Culver City, CA 90232
Santa Monica, CA 90404
Discarded clothing makes for a large portion of our waste created each year, and it’s quickly filling up our already crowded landfills. Instead of impulse buying from big box retail stores, consider buying used. On the flip side, you can always donate those items you no longer need.
A favorite clothing store among parents who don’t want to spend an arm and a leg purchasing trendy kid shirts, dresses and pants. Their offerings change weekly so there’s always something fresh to find.
652 North Larchmont Blvd.
Los Angeles, CA 90004
photo: Grow Kid Grow via Facebook
Grow Kid Grow
Located in the heart of Silverlake, you’ll find Grow Kid Grow, a hub for new and gently used children’s clothing plus shoes, accessories, and maternity wear. Because if it’s one thing kids do well, it’s grow. That’s why buying new for every growth spurt is officially out and buying used is in.
Grow Kid Grow
4310 Sunset Blvd.
Los Angeles, CA 90029
photo: Kristen Wallace Tostado
For Mom: Social Paint Cosmetics
Did you know that the average person eats one pound of lipstick per year? Better make sure you know what’s in your favorite tube before you run out and buy another. Next time you’re up for a new shade check out Social Paint, a new Los Angeles-based lip line that features five glossy, creamy shades and every one of them is certified organic, natural and gluten-free. Plus they hold their own antioxidant, anti-inflammatory, and anti-aging properties with SPF 15 for happy, healthy lips.
For Kids: Karen’s Toys
Karen’s Toys boasts one of the biggest in-store selections of the Green Toys line of 100% recycled toys in Los Angeles. From trucks and trains to tea sets and play food, you’ll find something for every tot. Also check out their toys from the brand Hape that uses bamboo materials instead of plastic.
16101 Ventura Blvd.
For the Home: Sur la Tab
A few eco-friendly changes can add up to big results for planet Earth. Switch out plastic straws for stainless steel. Ditch plastic cutlery for bamboo. Even bringing your own reusable water bottles on your next family outing will help the environment not to mention your pocketbook. You can find all of this and more at Sur la Tab, including reusable dishcloths (instead of sponges) and cloth napkins. Bonus: Check their calendar for canning classes so you can save those fresh veggies and fruit from your farmer’s market visit for later.
Not sure what to do with all of your empty Amazon boxes? Fill them up with clothing, accessories and household items you no longer need and donate them to your nearest participating charitable organization. Download your prepaid postage label at GiveBackBox.com.
Did you know that some of your favorite clothing companies will take back your used or unwanted items in exchange for a discount on your next purchase? Now that’s a win-win! Check out the deets for Levi’s, Madewell, H&M, Kiehl’s, and North Face.

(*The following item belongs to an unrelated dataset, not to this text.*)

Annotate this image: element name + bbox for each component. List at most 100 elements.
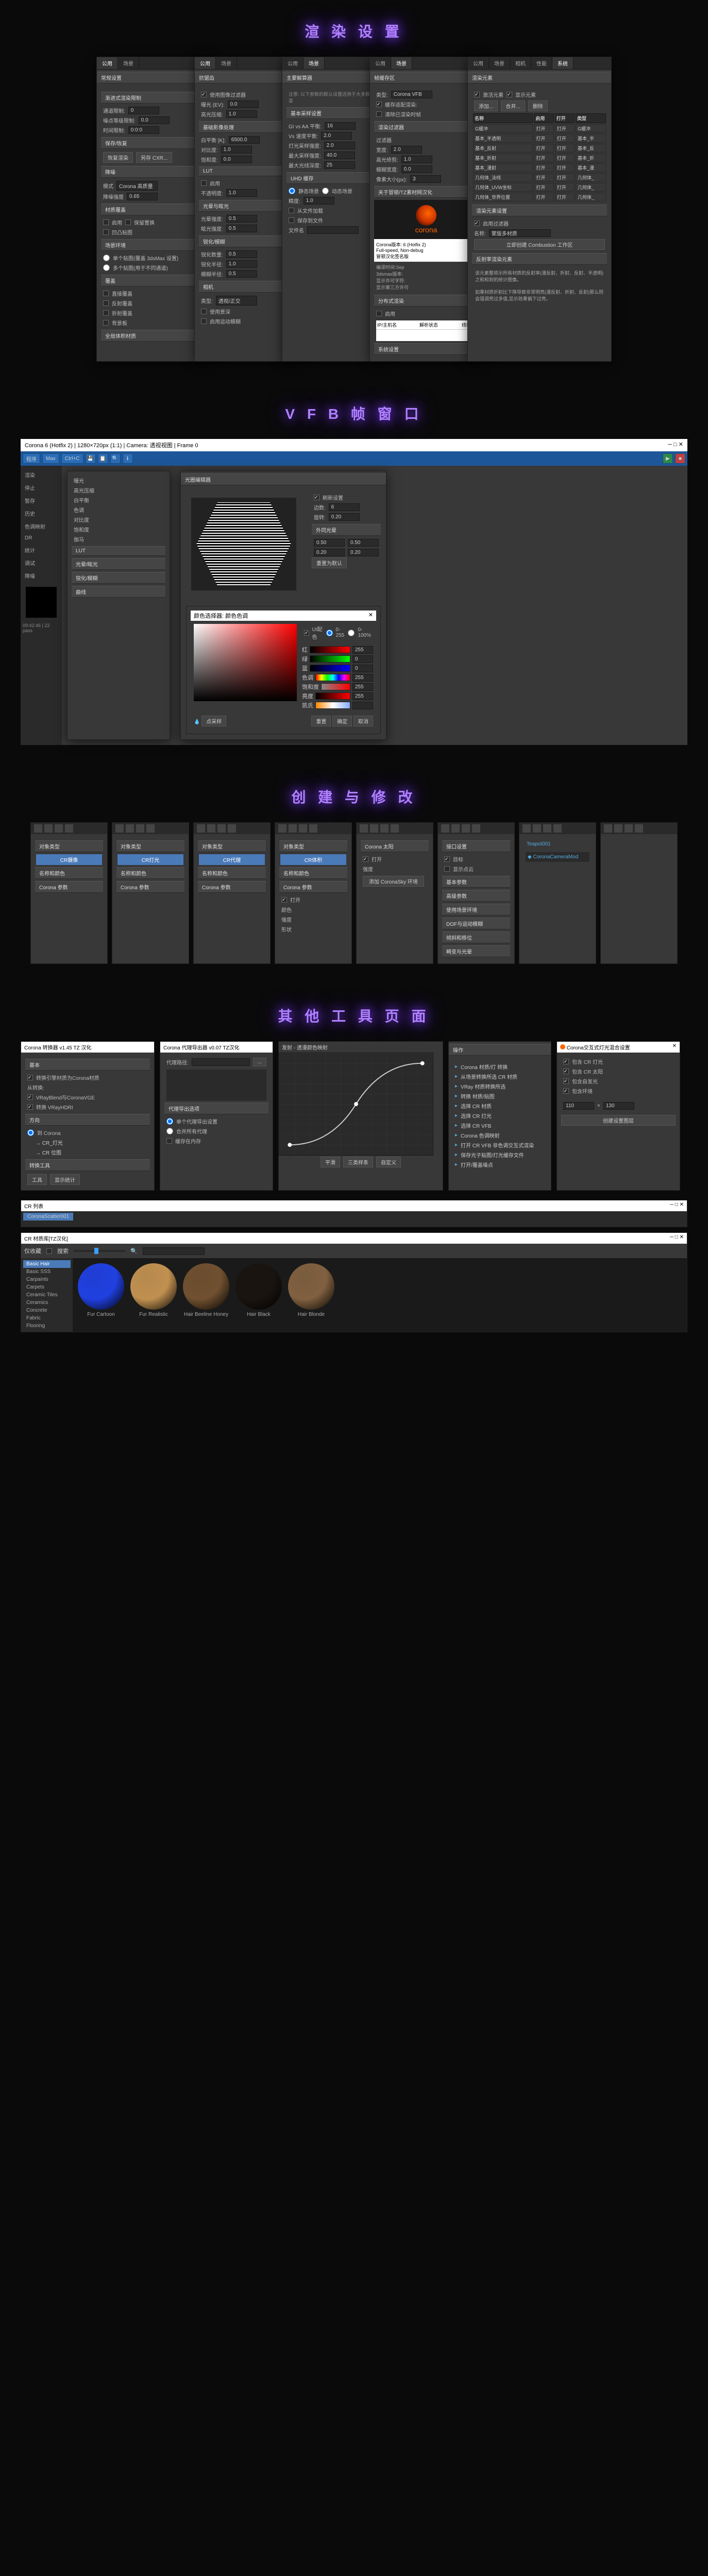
ops-item[interactable]: ▸ Corona 材质/灯 转换 (453, 1062, 547, 1072)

And if you want to clear up some storage space and do good for local families in need, donate your gently used baby and children’s items to Baby 2 Baby.
photo: Treefort via Flickr
Learn To Compost
Vegetable, fruit and some food scraps don’t need to go in the trash. Instead, start your own compost pile. If you’re not sure where to start, the LA Sanitation Department holds free monthly classes so you can start composting in no time. Want to go a step further? You can also learn to make and maintain your own worm farm. Once you tell your kids that nothing makes plants grow better than worm poop, they’ll be all in on the project.
photo: Heal the Bay via Facebook
Be Water Wise
The Los Angeles Department of Water and Power will give homeowners incentives and cash back rewards for any water-saving improvements done in your home. This includes the use of rainwater collection barrels and drought tolerant landscaping.
Lend a Helping Hand
Beach cleanups are a great way to teach your family about community service and the environment. Both Heal the Bay and the Surfrider Foundation hold monthly clean-up days at beaches up and down our local coastline. You’ll learn lots about our oceans and our environmental impact on them through our daily lives. Make a day out of it by picnicking on the beach afterward. Just be sure to take your trash with you!